DEAR PASTOR,
I am a 26-year-old girl living in America. I came to this country 11 years ago and have experienced some difficult relationships.
The last person I fell in love with was a 28-year-old man from Haiti. He was like a dream come true. When I first met him he told me he had a girlfriend back home. He said that one day she might come to America, but not very soon.
We started a relationship that seemed so promising and in the process we had a son. This was his first and only child at the time. Things were going well until this girl came to the United States. The fighting started. He got her pregnant while I was pregnant. He married her. He claimed that he did it just so she could get her green card. He bought a house for her. While this was going on, he was living with me. I decided enough was enough.
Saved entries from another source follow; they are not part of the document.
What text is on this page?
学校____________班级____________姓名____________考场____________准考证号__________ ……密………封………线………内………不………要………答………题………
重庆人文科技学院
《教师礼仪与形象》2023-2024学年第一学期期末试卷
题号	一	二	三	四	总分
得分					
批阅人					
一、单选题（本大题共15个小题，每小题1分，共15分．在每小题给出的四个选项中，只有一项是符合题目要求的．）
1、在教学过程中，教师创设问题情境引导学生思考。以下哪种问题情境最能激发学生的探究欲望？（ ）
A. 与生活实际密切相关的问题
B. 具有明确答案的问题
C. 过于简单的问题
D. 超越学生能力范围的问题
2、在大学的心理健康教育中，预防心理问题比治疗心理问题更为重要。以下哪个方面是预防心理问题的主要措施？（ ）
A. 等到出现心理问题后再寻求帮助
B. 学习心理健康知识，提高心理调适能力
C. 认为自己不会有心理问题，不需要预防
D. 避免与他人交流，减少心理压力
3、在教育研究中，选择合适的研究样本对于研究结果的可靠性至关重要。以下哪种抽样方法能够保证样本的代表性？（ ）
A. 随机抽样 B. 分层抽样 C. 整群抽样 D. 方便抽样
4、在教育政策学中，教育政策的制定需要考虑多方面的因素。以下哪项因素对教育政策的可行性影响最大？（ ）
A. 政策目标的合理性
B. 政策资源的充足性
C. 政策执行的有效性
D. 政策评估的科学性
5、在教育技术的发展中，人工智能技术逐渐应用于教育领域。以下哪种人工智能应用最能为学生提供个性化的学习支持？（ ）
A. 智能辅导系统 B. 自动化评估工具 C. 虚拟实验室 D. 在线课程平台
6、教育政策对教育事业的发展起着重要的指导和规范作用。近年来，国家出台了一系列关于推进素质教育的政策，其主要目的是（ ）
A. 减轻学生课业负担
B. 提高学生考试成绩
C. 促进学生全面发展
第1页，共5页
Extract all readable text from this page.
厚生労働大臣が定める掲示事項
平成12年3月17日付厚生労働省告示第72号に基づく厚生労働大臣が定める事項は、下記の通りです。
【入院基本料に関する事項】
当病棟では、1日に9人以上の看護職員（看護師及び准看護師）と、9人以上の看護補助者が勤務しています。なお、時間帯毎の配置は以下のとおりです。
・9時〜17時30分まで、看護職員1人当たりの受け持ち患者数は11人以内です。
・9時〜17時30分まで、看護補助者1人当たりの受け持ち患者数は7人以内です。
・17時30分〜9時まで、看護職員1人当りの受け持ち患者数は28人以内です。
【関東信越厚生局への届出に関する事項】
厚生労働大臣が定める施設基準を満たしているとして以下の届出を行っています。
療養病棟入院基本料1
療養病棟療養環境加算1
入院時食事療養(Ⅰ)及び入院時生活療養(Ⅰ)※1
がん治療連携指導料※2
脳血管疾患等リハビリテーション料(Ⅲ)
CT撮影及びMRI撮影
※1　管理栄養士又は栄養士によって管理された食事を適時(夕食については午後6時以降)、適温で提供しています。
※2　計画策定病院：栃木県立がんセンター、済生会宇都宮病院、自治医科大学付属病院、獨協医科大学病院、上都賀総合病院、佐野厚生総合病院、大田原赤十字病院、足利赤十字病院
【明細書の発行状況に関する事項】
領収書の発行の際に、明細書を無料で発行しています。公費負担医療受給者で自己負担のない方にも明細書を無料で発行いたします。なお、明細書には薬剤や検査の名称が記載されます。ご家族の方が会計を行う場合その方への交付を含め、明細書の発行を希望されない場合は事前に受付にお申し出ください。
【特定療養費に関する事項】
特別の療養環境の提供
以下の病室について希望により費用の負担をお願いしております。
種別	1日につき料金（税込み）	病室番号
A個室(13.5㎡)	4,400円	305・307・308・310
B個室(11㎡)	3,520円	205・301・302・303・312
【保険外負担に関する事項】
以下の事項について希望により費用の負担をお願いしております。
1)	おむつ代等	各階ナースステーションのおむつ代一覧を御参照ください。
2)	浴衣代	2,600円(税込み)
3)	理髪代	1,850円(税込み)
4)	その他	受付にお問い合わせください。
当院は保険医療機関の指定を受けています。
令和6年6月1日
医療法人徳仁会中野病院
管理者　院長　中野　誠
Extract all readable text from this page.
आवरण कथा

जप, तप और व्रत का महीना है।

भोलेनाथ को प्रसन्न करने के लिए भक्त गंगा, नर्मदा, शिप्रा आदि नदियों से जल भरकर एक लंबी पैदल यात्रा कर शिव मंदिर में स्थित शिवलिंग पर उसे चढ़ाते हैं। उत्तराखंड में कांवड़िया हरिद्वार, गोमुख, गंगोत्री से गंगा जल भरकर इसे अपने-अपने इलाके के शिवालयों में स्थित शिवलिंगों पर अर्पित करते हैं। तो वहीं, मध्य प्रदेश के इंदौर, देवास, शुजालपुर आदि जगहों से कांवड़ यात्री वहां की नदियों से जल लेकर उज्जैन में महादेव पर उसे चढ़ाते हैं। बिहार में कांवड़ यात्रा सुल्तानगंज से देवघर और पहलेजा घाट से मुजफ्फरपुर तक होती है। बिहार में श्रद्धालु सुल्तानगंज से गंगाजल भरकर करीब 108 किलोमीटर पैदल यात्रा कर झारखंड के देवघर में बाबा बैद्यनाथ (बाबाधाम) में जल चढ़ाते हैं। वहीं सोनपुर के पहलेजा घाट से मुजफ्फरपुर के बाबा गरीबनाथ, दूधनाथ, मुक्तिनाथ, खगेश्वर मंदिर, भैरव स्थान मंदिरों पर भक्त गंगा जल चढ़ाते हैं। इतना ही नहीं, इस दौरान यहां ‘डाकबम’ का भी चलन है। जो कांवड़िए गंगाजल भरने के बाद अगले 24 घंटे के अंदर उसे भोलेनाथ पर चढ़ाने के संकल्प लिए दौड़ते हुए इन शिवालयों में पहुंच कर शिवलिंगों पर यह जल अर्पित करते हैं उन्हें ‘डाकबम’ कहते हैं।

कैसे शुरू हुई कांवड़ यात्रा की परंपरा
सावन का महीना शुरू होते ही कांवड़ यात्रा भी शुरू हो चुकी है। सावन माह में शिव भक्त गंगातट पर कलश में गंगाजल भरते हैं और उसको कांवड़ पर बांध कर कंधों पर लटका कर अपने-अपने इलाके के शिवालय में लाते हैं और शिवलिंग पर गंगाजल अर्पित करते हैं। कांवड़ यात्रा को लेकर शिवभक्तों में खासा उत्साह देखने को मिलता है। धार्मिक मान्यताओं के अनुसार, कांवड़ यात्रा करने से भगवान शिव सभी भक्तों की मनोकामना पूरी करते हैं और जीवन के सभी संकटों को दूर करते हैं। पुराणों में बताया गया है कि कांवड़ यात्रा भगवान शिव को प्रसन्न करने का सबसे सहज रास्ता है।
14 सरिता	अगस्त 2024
I started to date a doctor who worked at the same place with me. He found out about it. He left me, but not without a fight. There is so much more to this story. I can't even begin to put it into words. The point is I was there for this man through thick and thin. The way he treated me and just because I cheated, he left me. It is not fair. I want another chance.
S. W., Connecticut
Dear S.W.,
Believe me, it is better for this man to go. He used you, but even now you haven't come to realise how much he did abuse you. Oh, I know you were very much in love with him, so you allowed him to have his way with you. But if you were to reflect upon the whole affair, you would see that you made a fundamental mistake by living with him and allowing him to get you pregnant.
You see, my dear, when you met him, he told you about his girlfriend who was living in Haiti and that she planned to come to America. What he was simple saying to you was that she is his future wife, but you did not get the clue. In his mind all along, she was number one. You were hoping that you would have been able to win him over totally to you. I am sorry, but that was a mistake you made.
My darling, you are still naïve. That man stayed right with you and set up his number one woman. You couldn't take it, so you tried to hit back by getting involved with another man but the whole thing backfired.
Wish him well. See to it however, that he supports his child. Don't fight over this man. He is very cruel. You will never be totally happy with him.
I hope the doctor will marry you, or am I to understand that you were just having a fling with the doctor?